I dont understand how that ends up being 9/sqrt(265) * cos(2t - @). and yes I undertand cos(t) + sin(t) = cost(t - @). I am taking ODE at UVA Wise, but my professor isn't teaching complex replacement. Any help would be seriously appreciated.
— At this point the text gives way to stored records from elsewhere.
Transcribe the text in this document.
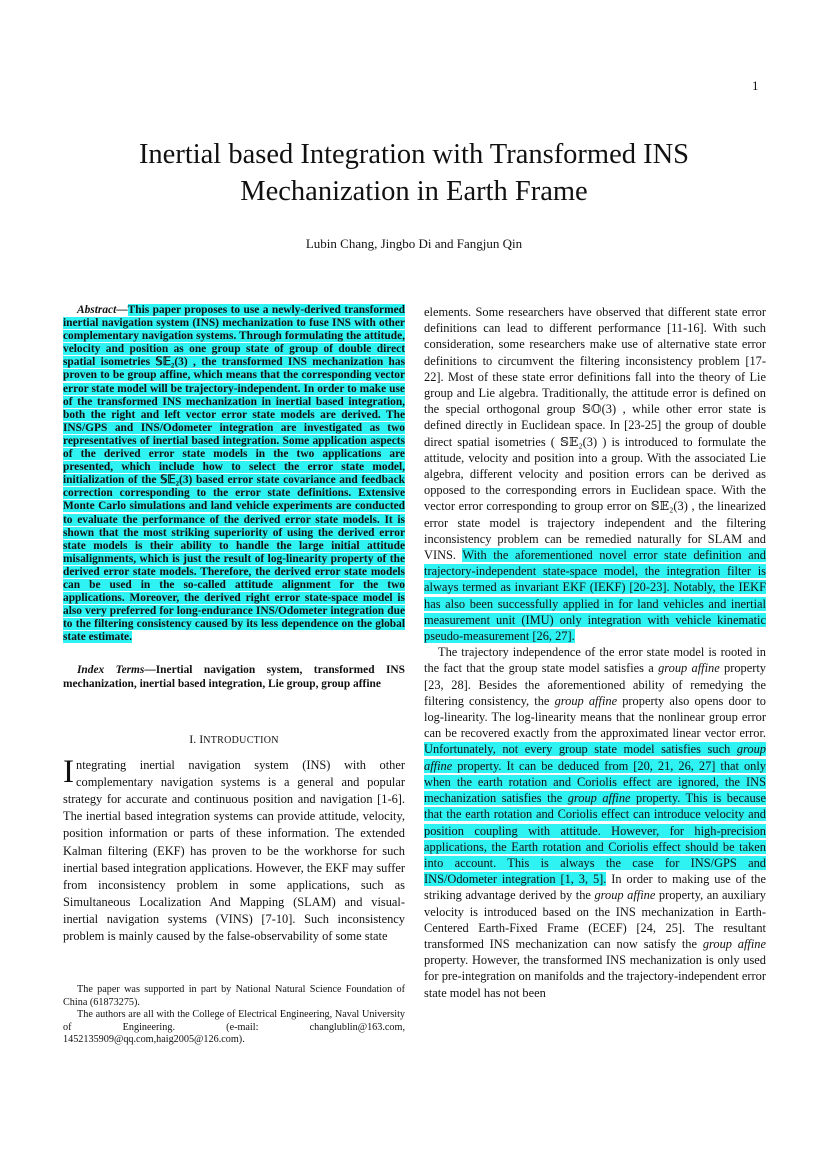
1
Inertial based Integration with Transformed INS
Mechanization in Earth Frame
Lubin Chang, Jingbo Di and Fangjun Qin

Abstract—This paper proposes to use a newly-derived transformed inertial navigation system (INS) mechanization to fuse INS with other complementary navigation systems. Through formulating the attitude, velocity and position as one group state of group of double direct spatial isometries 𝕊𝔼₂(3) , the transformed INS mechanization has proven to be group affine, which means that the corresponding vector error state model will be trajectory-independent. In order to make use of the transformed INS mechanization in inertial based integration, both the right and left vector error state models are derived. The INS/GPS and INS/Odometer integration are investigated as two representatives of inertial based integration. Some application aspects of the derived error state models in the two applications are presented, which include how to select the error state model, initialization of the 𝕊𝔼₂(3) based error state covariance and feedback correction corresponding to the error state definitions. Extensive Monte Carlo simulations and land vehicle experiments are conducted to evaluate the performance of the derived error state models. It is shown that the most striking superiority of using the derived error state models is their ability to handle the large initial attitude misalignments, which is just the result of log-linearity property of the derived error state models. Therefore, the derived error state models can be used in the so-called attitude alignment for the two applications. Moreover, the derived right error state-space model is also very preferred for long-endurance INS/Odometer integration due to the filtering consistency caused by its less dependence on the global state estimate.

Index Terms—Inertial navigation system, transformed INS mechanization, inertial based integration, Lie group, group affine

I. INTRODUCTION

Integrating inertial navigation system (INS) with other complementary navigation systems is a general and popular strategy for accurate and continuous position and navigation [1-6]. The inertial based integration systems can provide attitude, velocity, position information or parts of these information. The extended Kalman filtering (EKF) has proven to be the workhorse for such inertial based integration applications. However, the EKF may suffer from inconsistency problem in some applications, such as Simultaneous Localization And Mapping (SLAM) and visual-inertial navigation systems (VINS) [7-10]. Such inconsistency problem is mainly caused by the false-observability of some state

The paper was supported in part by National Natural Science Foundation of China (61873275).

The authors are all with the College of Electrical Engineering, Naval University of Engineering. (e-mail: changlublin@163.com, 1452135909@qq.com,haig2005@126.com).

elements. Some researchers have observed that different state error definitions can lead to different performance [11-16]. With such consideration, some researchers make use of alternative state error definitions to circumvent the filtering inconsistency problem [17-22]. Most of these state error definitions fall into the theory of Lie group and Lie algebra. Traditionally, the attitude error is defined on the special orthogonal group 𝕊𝕆(3) , while other error state is defined directly in Euclidean space. In [23-25] the group of double direct spatial isometries ( 𝕊𝔼₂(3) ) is introduced to formulate the attitude, velocity and position into a group. With the associated Lie algebra, different velocity and position errors can be derived as opposed to the corresponding errors in Euclidean space. With the vector error corresponding to group error on 𝕊𝔼₂(3) , the linearized error state model is trajectory independent and the filtering inconsistency problem can be remedied naturally for SLAM and VINS. With the aforementioned novel error state definition and trajectory-independent state-space model, the integration filter is always termed as invariant EKF (IEKF) [20-23]. Notably, the IEKF has also been successfully applied in for land vehicles and inertial measurement unit (IMU) only integration with vehicle kinematic pseudo-measurement [26, 27].

The trajectory independence of the error state model is rooted in the fact that the group state model satisfies a group affine property [23, 28]. Besides the aforementioned ability of remedying the filtering consistency, the group affine property also opens door to log-linearity. The log-linearity means that the nonlinear group error can be recovered exactly from the approximated linear vector error. Unfortunately, not every group state model satisfies such group affine property. It can be deduced from [20, 21, 26, 27] that only when the earth rotation and Coriolis effect are ignored, the INS mechanization satisfies the group affine property. This is because that the earth rotation and Coriolis effect can introduce velocity and position coupling with attitude. However, for high-precision applications, the Earth rotation and Coriolis effect should be taken into account. This is always the case for INS/GPS and INS/Odometer integration [1, 3, 5]. In order to making use of the striking advantage derived by the group affine property, an auxiliary velocity is introduced based on the INS mechanization in Earth-Centered Earth-Fixed Frame (ECEF) [24, 25]. The resultant transformed INS mechanization can now satisfy the group affine property. However, the transformed INS mechanization is only used for pre-integration on manifolds and the trajectory-independent error state model has not been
I really want to learn this method.

2. wrwrwr

The complex solution is $$z_p = \frac{9 e^{2it}}{3 + 16i}$$, and what we want is its real part in the so-called amplitude-phase form. -- Start by transforming the denominator to the polar form: $$3 + 16i = \sqrt{3^2 + 16^2} e^{i \, atan2(16, 3)} = \sqrt{265} e^{i \phi}$$, where $$\phi = tan^{-1}(16/3)$$; -- (Don't yet use Euler's definition); -- Your solution is now: $$z_p = \frac{9}{\sqrt{265}} \frac{e^{2it}}{e^{i \phi}}$$; -- Now use a simple exponents law ($$x^n / x^m = x^{n-m}$$) to get $$z_p = \frac{9}{\sqrt{265}} e^{i (2t - \phi)}$$; -- Use Euler's formula: $$z_p = \frac{9}{\sqrt{265}} (cos(2t - \phi) + i \, sin(2t - \phi))$$; -- And drop the imaginary part: $$x_p = Re(z_p) = \frac{9}{\sqrt{265}} cos(2t - \phi)$$. You could also expand the numerator using Euler's, expand the fraction by denominator's conjugate, multiply brackets (leaving the conjugate in Cartesian form and using $$i^2 = -1$$), get the real part and use the trigonometric formula ($$a \, cos(\theta) + b \, sin(\theta) = A \, cos(\theta - \phi)$$ with $$a + ib = A \, e^{i \phi}$$).